The next steps, Nchanji said, are far from ‘academic’: “Then, it’s not about sitting in an office and saying you understand a community. It has to be participative—getting people to state their problems and their ideas for solutions.”
“For sustainability, researchers need to co-design and co-create with people, so the people themselves own it—something they’ve put on the table and said, ‘This can change our livelihoods.’”
Involving women makes business sense
Rob Madziva from Agri fintech start up Digital Mobile Africa (DMA) agrees on the imperative of involving people, especially women, throughout. “We are intentional about involving women because about 65% of our customer base is women.”
Many of DMA’s services are applied through farm field schools and community demonstration plots where the community can come to learn how to grow certain types of crops.
“At the demonstration plots, we ask women to lead sessions. For example, women could be showing men how to use a mechanical planter,” he explained. “Because of this exposure to the women’s skills and experience, we have seen an uptake in women being involved in the leadership of farmer producer organisations due to their technical knowledge.”
Madziva also noted the importance of male engagement in gender integrating and gender mainstreaming. “Men are often the ‘gate keepers’ in communities. It is important to empower men to understand that when women are in traditionally male spaces such as farmer organisations, it is not about the women taking the place of men. It is about working collaboratively.”
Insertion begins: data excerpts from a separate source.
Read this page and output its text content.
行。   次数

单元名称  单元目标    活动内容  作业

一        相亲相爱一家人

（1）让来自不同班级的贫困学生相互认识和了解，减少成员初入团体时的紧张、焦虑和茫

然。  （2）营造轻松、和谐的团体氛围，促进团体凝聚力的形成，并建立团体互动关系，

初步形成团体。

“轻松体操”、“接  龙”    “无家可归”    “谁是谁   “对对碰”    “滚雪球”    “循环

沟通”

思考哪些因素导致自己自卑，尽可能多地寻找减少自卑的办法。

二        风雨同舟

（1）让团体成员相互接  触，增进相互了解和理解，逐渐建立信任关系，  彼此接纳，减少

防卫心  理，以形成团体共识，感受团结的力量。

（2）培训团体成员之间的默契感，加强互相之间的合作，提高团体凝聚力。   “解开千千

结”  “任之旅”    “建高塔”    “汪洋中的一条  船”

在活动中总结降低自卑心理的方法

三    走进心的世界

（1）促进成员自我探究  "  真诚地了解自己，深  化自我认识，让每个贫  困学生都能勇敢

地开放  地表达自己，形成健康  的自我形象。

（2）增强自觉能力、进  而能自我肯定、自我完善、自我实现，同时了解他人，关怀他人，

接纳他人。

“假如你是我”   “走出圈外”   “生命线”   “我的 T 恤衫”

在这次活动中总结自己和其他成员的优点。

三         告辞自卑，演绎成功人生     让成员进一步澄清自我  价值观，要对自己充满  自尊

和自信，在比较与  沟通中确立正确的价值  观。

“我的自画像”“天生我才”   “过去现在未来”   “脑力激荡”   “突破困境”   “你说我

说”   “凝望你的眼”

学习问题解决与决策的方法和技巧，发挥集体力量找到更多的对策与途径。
Equalling the opportunities
Thomas Jaeschke is a Project Team Leader at GIZ and part of the Employment for Woman for the Green Transformation in Africa. He works in green sectors: regenerative or sustainable farming, renewable energies, waste management, the circular economy, ecotourism and green construction and transport.
Providing opportunities to integrate women into these sectors can be difficult. “Some sectors such as ecotourism or agriculture are already well represented by women”, Jaeschke said. “But it can be challenging in sectors such as renewable energy or construction. There, our aim is not to achieve high numbers, but to be as transformative as possible, for example by increasing the number of women in solar generation from 20% to 30%, which we would consider a success.”
Jaeschke said his program’s main goal is to not only create more jobs in the green economy, but to make existing jobs better in terms of wages and conditions. This also means making sure that successful models can be replicated or made bigger to reach more women. To do this, the program takes an integrated approach: considering labour markets on the supply side; and promoting skills and capacities on the demand side.
Women as drivers of change
Speakers at this year’s Sankalp Africa Summit agreed on the importance of including women as drivers of change.
Women’s empowerment, voice, and agency in environmental management and sustainable development initiatives only happens when they take a lead in decision-making processes. This means they need to be given critical roles in governance structures so they can drive the right gender-responsive strategies for change.